前夜は矢野さんと大地の再生メンバーとともに、博多駅前のホテル泊。レンタカーで朝倉へ。昨年の九州豪雨の被災地である朝倉で、梨畑を再生したのが6/25。そこが、今回の西日本豪雨でまた泥をかぶってしまったという。しかし九州支部もへこたれない。「大地の再生 結いの杜づくり 『土砂被害後の初動の取り方』」というタイトルで講座を立ち上げたのだった。
山道に入る前にすでに山肌の崩れが見える。前回のダムから回る道は通行止めになっており、支部のメンバーが別の道を案内して現地へ。途中の川。
崩壊跡。
これは大きい崩れ。
現地に着く。なんと・・・
流れ込んだ泥が道をまたぐ暗渠を塞いで、そのまま溢れて道の入り口から流れ出た跡がうかがえる。
工事後にホタルの飛ぶ姿を夢想させてくれた流れもこの有様。上流に残っていた泥だまりが今回の雨で決壊したのだろう。
前回の参加者の顔も見えた。が新しい方々も多数参加されていた。矢野さんの考えは明るくポジティブだ。自然が運びたがっている土砂がやってきたと思えばいい。これだけの土砂を工事で動かそうと思ったら大変。自然はこのようにして安定地形を作ろうとする。
だからこの地形を生かして、最小限で最大の効果を生む施業をすればよい。泥堆積の多いナシの木は移植するために針金を切っていく。

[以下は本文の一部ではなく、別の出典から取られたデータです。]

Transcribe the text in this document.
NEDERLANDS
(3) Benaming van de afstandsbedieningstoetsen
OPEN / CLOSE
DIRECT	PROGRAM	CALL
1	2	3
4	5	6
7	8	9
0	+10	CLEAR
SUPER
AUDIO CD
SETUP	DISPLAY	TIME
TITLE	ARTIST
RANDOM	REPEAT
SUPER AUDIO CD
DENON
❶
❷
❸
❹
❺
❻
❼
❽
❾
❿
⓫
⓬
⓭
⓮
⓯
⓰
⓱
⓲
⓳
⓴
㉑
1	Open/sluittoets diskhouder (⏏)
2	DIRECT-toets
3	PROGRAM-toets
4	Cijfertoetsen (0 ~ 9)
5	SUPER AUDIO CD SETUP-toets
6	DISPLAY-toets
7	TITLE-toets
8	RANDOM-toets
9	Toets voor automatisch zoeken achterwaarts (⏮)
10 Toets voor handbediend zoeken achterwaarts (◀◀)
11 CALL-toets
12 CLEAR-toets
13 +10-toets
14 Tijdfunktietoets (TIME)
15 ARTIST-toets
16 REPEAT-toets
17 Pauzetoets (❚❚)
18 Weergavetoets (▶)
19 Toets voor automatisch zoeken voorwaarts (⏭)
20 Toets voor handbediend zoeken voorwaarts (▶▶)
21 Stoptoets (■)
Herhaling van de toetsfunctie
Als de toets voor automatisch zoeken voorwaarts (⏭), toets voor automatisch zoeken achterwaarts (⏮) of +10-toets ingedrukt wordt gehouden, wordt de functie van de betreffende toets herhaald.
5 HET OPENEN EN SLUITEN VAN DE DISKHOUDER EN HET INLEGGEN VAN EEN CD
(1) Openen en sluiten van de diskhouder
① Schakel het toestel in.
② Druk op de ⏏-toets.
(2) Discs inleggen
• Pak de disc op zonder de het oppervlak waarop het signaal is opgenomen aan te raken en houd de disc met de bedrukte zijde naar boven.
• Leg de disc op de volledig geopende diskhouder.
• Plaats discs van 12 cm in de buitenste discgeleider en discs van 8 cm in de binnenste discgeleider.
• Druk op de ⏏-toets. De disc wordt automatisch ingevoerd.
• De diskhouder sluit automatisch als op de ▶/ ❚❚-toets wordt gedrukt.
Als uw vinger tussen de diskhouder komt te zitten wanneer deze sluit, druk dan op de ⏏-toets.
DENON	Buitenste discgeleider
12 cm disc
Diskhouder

参加者はまず泥の上を歩きやすいように枝葉などをリレーで敷いていく。
矢野さんはシュロの木を倒してそれを足場に、竹棒で暗渠を突く。が、なかなか水は引かない。それでも道路の反対側に回ってみるとU字溝にいくらかの水はほとばしり出ている。
ポンプで水を引くことにした。
矢野さんはまた土砂を浚渫して谷川を作りにかかる。
傍で見ているともう「不屈の人」という感じである。
前回の力作の杭と竹の土留めもこの通り。しかし、自然の威力もすごいが重機の威力はすごい。この重機をいかに繊細に知的に、センス良く使っていくか、ということが、これから非常に重要になっていくだろう。
手が余った女性陣は風の草刈りマスター。
矢野さんが倒木ヒノキをチェーンソーで伐る。
それを転がして堰堤を作るようだ。
まず大きな池を作り・・・
斜めに根付き丸太を手前側に持ってくる。
矢野さんの支持で丸太の下流側に有機物を投げ込む。
池を深掘りしながらその土砂をその上にかぶせる。
出来上がった堰堤の根っこの出っ張りをチェーンソーでカット。こういう処理は細かいところ。
最後にさらに深掘りしておく。現代土木では堰堤は流れに直角に作るが、大地の再生流は斜めに作る。斜めや蛇行は川にとってきわめて重要なのである。
下流に回った二人。
命綱をつけて下流から暗渠のゴミを取ってみようという作戦。
かなり奥まで入っていく。
石や木などを少し出した。流れはやや太くなった。びしょ濡れである。ものすごく暑い日だったのでいい気持ちかもしれないけれど・・・この二人も「不屈の人たち」である(笑)。
梨の木の周りに小型バックホーで溝切り。
矢野さんは沢を作り終えて園内のバイパス作りに入る。
沢水が澄み始める。
やはり澄んだ水はいいものだ。また、ここに緑が戻ってホタルの飛ぶ姿が再び浮かんできた。
しかし、沢と溝を掘り進むたびに、地面がみるみる乾いていくのが印象的だった。
矢野さんたちと同じ新幹線で帰るつもりにしていたが、逆算してみるとそろそろ動かないと今日中に高松に帰れそうにない。メンバーに高速バスの乗り場まで送ってもらった。博多駅で山笠を見てから新幹線に飛び乗る。
なんとか11時前に家に着く。明日は私のイベントなのだ。男木島で講演と木工のワークショップをやる。